# Shopping for a Shop Vac Questions



## sailmike (Jun 7, 2011)

I'm a beginning woodworker hobbyist looking for a shop vac. From the little research I've done it seems I just need one with a CFM of 90 or higher. That brought me to the Craftsman XSP 12 gallon. It looks like I should get a HEPA filter and collection bag for it. My question is, will the filter and collection bag lower the CFM enough to worry me?

Thanks,
Mike


----------



## epicfail48 (Mar 27, 2014)

I'm the collection bag is a little overkill. They make emptying the vac a little easier, but really with a hepa filter I doubt there would be much benefit. The only thing I could really see the bag being handy for would be if youre sanding something like drywall that'd plug the filter


----------



## Jim Frye (Aug 24, 2016)

I chose a ShopVac Industrial 12 gallon model. It was rated at 95 cfm and has a tool triggered function. I use CleanStream pleated filters in it. The tool triggered outlet is good for tools up to 12 amps. I have two filters so I can swap them when I empty the tank. I have a separate tool triggered extension cord for tools that draw more than the limit of the vac. This vac is the dust collection device in my shop and every tool can connect to it with one of the three hoses I have (1", 1 1/4", & 2 1/2"). It will handle my 13" planer with ease. I use drywall bags in it for drywall finishing, but that's all. It's nearly 15 years old now and works great, just rather noisy. 

http://www.woodworkingtalk.com/memb...op-tools/42457-tool-triggered-extension-cord/


----------



## Steve Neul (Sep 2, 2011)

90 cfm is pretty low for a shop vac. That is about the range of a house vacuum. With low vacuum pressure you could easily get chips plugging your hose to have to contend with. I don't think I would get one lower than 150 cfm. The collection bag and filter won't affect it at first but if the filter isn't kept clean will reduce the cfm.


----------



## Toolman50 (Mar 22, 2015)

I gave my son my 20 year old Craftsman vacuum and replaced it with a new Shop Vac Industrial (stainless can). It's not near the vacuum my old Craftsman was.
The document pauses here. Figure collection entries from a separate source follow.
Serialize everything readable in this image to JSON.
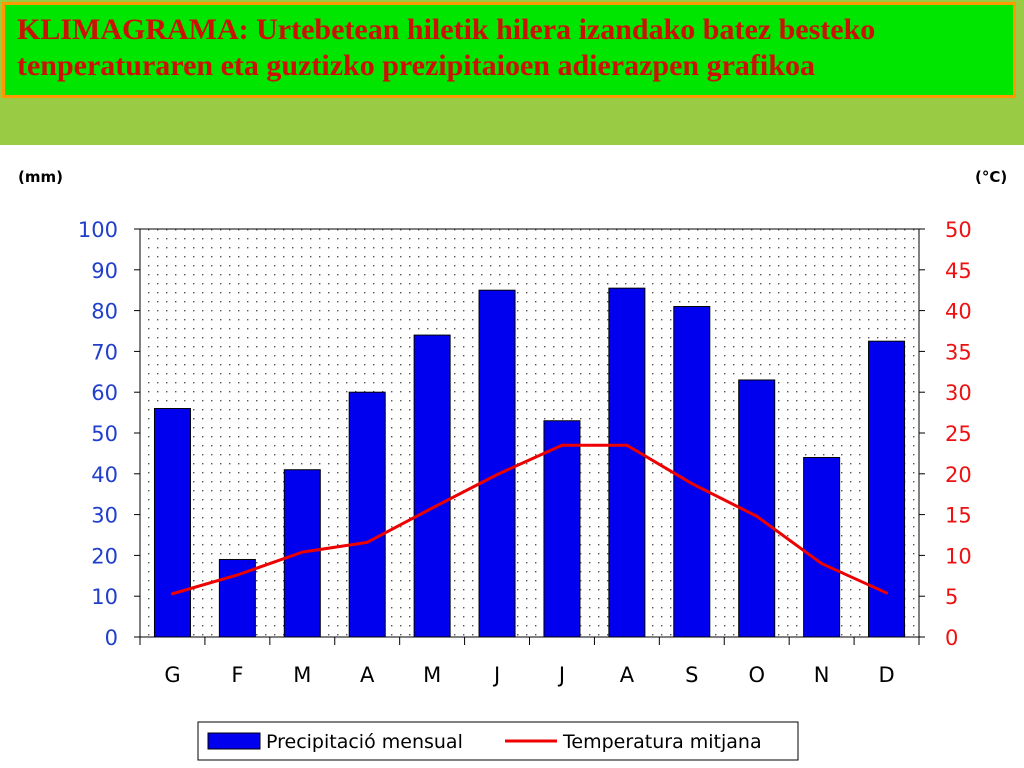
{
  "title": "KLIMAGRAMA: Urtebetean hiletik hilera izandako batez besteko tenperaturaren eta guztizko prezipitaioen adierazpen grafikoa",
  "colors": {
    "bar": "#0000ee",
    "line": "#ee0000",
    "left_axis": "#1f3fcc",
    "right_axis": "#ee1111",
    "title_text": "#cc1100",
    "title_bg": "#00e600",
    "title_border": "#ff9900",
    "band": "#99cc44"
  },
  "chart_data": {
    "type": "bar",
    "categories": [
      "G",
      "F",
      "M",
      "A",
      "M",
      "J",
      "J",
      "A",
      "S",
      "O",
      "N",
      "D"
    ],
    "y_left_label": "(mm)",
    "y_right_label": "(°C)",
    "y_left_ticks": [
      "0",
      "10",
      "20",
      "30",
      "40",
      "50",
      "60",
      "70",
      "80",
      "90",
      "100"
    ],
    "y_right_ticks": [
      "0",
      "5",
      "10",
      "15",
      "20",
      "25",
      "30",
      "35",
      "40",
      "45",
      "50"
    ],
    "y_left_lim": [
      0,
      100
    ],
    "y_right_lim": [
      0,
      50
    ],
    "grid": false,
    "legend_position": "bottom",
    "series": [
      {
        "name": "Precipitació mensual",
        "type": "bar",
        "axis": "left",
        "values": [
          56,
          19,
          41,
          60,
          74,
          85,
          53,
          85.5,
          81,
          63,
          44,
          72.5
        ]
      },
      {
        "name": "Temperatura mitjana",
        "type": "line",
        "axis": "right",
        "values": [
          5.3,
          7.6,
          10.4,
          11.6,
          15.8,
          19.9,
          23.5,
          23.5,
          18.8,
          14.8,
          9.0,
          5.4
        ]
      }
    ]
  }
}
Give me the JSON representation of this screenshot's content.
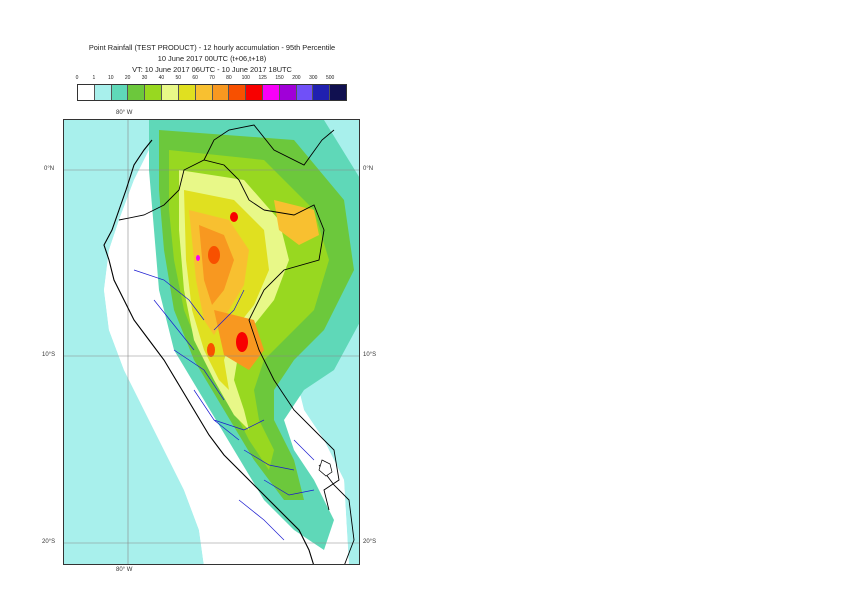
{
  "title": {
    "line1": "Point Rainfall (TEST PRODUCT) - 12 hourly accumulation - 95th Percentile",
    "line2": "10 June 2017 00UTC (t+06,t+18)",
    "line3": "VT: 10 June 2017 06UTC - 10 June 2017 18UTC"
  },
  "legend": {
    "thresholds": [
      "0",
      "1",
      "10",
      "20",
      "30",
      "40",
      "50",
      "60",
      "70",
      "80",
      "100",
      "125",
      "150",
      "200",
      "300",
      "500"
    ],
    "colors": [
      "#ffffff",
      "#a8f0ec",
      "#5fd8b8",
      "#6cc83c",
      "#98d820",
      "#e8f888",
      "#e0e020",
      "#f8c030",
      "#f89820",
      "#f85000",
      "#f80000",
      "#f800f8",
      "#a000d8",
      "#7050f8",
      "#2020b0",
      "#101050"
    ]
  },
  "map": {
    "lon_top": "80° W",
    "lon_bottom": "80° W",
    "lat_labels": {
      "lat0": "0°N",
      "lat10": "10°S",
      "lat20": "20°S"
    },
    "colors": {
      "ocean_light": "#a8f0ec",
      "coast": "#000000",
      "admin": "#1a1ad0",
      "grid": "#888888"
    }
  }
}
I'd almost trade vacs back. 
After 3 shop type vacs over the years, here's my recommendation: 
Buy a vacuum with a plastic tub over a metal tub. (Metal dents plastic doesn't). 
Make sure you get all the attachments 
Make sure your vacuum is on rollers. 
Check the length of the hose, they are not all the same.


----------



## Jim Frye (Aug 24, 2016)

OK, Steve's post made me second guess my post. I went down and looked up the OMs for my ShopVac. The new one I referenced is 175 cfm. Turns out the old one was 95 cfm. It died 15 years ago, but my feeble brain let me down (again). My apologies for the incorrect information.


----------



## Carl10 (Feb 3, 2017)

I went with a 4 or 6 gallon (can't remember) because I want a dust deputy emptying into a collection can and the larger vacuum canisters make the whole assembly larger. I found someone (there are a few) on eBay who sell open box and slightly used for about 1/2 price. I got a Rigid 6HP 4 gallon (open box) for $50. Since most of my collection is coming out of the dust deputy that is where the larger container will be. Once I get this together on a cart I will not have to clean or change the filter much at all.

Of course if you don't use the dust deputy you can still find great deals on vacuums on eBay! (I will try and find the link to the person I bought from when I get home.)

Hope this helps.

Carl


----------